Fortress Monroe, Va., April 8, 1866.
... Next to the consciousness of rectitude, it is to me the greatest of earthly consolations to know that those for whom I acted and suffer, approve and sympathize. It is common in cases of public calamity for those who feel the infliction, to seek for some object on which to throw the blame, and rarely has it happened that the selection has been justly or generously made ... [754]

I feel deeply indebted to Dr. Craven and the ladies of his family for a benevolence which had much to suppress, and nothing selfish to excite, it, and but for which my captivity would soon have ended in death.

The letter from my little Polly is a sweet, graceful image of her honest, affectionate heart. I am sure she will be a comfort and honor to her family in after-years. ...


Fortress Monroe, April 21, 1866.
... The young soldier who saw you in the cars at Binghamton reported the interview, and described how bright and wideawake little Winnie was. It was a great pleasure to me to hear an eye-witness.

The weather is quite warm, the earth is clothed in her bright robes of promise, the birds sing joyously, and I will not, like the “Bard of Avon,” complain that they are so tuneful while “ I so weary fu‘ oa care.” Though not the voice I long to hear, I draw from it the pleasure it was designed to give by the bounteous Creator, who did not mean that man's happiness should be at the mercy of man, and therefore formed him for companionship with nature, and endowed his soul with capacity to feed on hopes which live beyond this fleeting life ...

... Often has it occurred in the world's [755] history that fidelity has been treated as a crime, and true faith punished as treason. So it cannot be before the Judge to whom all hearts arc open, from whom no secrets are hid. Dr. Cooper has just been here to visit me, he says all which is needful for me is air and exercise. It was the want which Cowper's bird had, and hardly had bird more usually sought for air and motion than I did when I had Byron's “Heritage of woe.” But I am not of Cato's creed, and do not hold that it is man's wisdom to equal the swallow, but man's dignity to bear up against trials under which the lower animals would sink. Resolution of will may not, according to Father Timon, prolong indefinitely our earthly existence, but it will do much to sustain the tottering machine beyond the observer's calculation. ...

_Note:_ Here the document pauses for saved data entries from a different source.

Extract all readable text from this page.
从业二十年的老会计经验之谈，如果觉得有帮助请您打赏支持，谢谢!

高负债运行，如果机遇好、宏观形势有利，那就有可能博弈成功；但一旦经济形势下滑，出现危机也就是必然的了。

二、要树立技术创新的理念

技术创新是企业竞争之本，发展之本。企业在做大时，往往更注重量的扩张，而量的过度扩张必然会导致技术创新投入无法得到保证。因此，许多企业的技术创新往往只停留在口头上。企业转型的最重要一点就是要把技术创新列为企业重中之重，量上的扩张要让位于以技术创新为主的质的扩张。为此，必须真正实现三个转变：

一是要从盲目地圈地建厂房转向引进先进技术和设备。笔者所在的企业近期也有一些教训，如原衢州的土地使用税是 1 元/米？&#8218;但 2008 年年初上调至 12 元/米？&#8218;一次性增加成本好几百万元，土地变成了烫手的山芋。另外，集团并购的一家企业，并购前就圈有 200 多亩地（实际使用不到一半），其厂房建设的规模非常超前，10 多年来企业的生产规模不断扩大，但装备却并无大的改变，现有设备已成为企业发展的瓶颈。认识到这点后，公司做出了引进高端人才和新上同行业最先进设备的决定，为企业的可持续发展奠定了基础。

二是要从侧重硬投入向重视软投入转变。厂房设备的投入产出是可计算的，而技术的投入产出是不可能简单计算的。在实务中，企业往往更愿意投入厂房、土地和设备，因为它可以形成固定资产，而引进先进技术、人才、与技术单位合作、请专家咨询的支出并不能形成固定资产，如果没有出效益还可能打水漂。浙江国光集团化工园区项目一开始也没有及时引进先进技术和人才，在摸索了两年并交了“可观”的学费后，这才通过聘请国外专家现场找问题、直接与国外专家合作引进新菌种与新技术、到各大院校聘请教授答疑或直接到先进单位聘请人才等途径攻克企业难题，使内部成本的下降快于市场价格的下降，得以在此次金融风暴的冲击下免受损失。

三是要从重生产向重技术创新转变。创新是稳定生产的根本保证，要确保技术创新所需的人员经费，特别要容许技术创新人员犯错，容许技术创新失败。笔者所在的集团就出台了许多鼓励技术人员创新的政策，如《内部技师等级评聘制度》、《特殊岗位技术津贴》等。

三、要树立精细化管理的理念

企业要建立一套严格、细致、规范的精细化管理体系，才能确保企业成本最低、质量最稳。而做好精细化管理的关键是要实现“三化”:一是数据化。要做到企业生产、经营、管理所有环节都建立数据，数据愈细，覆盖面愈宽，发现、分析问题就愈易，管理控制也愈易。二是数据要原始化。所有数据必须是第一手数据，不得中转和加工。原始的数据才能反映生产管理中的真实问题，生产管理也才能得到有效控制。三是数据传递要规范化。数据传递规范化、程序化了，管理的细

... 23d. You can imagine how one, shut out from all direct communication with his friends, dwells upon every shadow and longs for light.

Yesterday my walk was extended to two hours, and I hope for the continuance of the extension, as the good doctor has urged the necessity for more air and exercise. ...


1 It was not, but much was narrated which inflamed the public against the hapless prisoner.

2 Mr. Davis refers to a misstatement of President Johnson, that I had written him offensive letters, when I had never written him but one, and that was an application to be allowed to go to my husband, and this was couched in respectful terms and handed to him by Francis P. Blair, who would not have done anything to injure me

3 The name of a sister he loved, and applied as an endearment to little Maggie.

4 This little coffee-pot is now in my possession. In his first effort at cooking he wrenched off the soldered top instead of taking off the dripper, and he gently and apologetically explained, “I did not learn to cook early enough.”

5 A colored man who was a courteous, refined gentleman in his instincts. He offered his services to me gratuitously in Georgia, which were accepted on the usual terms of remuneration, and he was a second providence to us by his care of Mr. Davis after I was allowed to go to him. He afterward married my maid, who was as dear as she was faithful to me, and they both live now in Baltimore, respected by all who know them.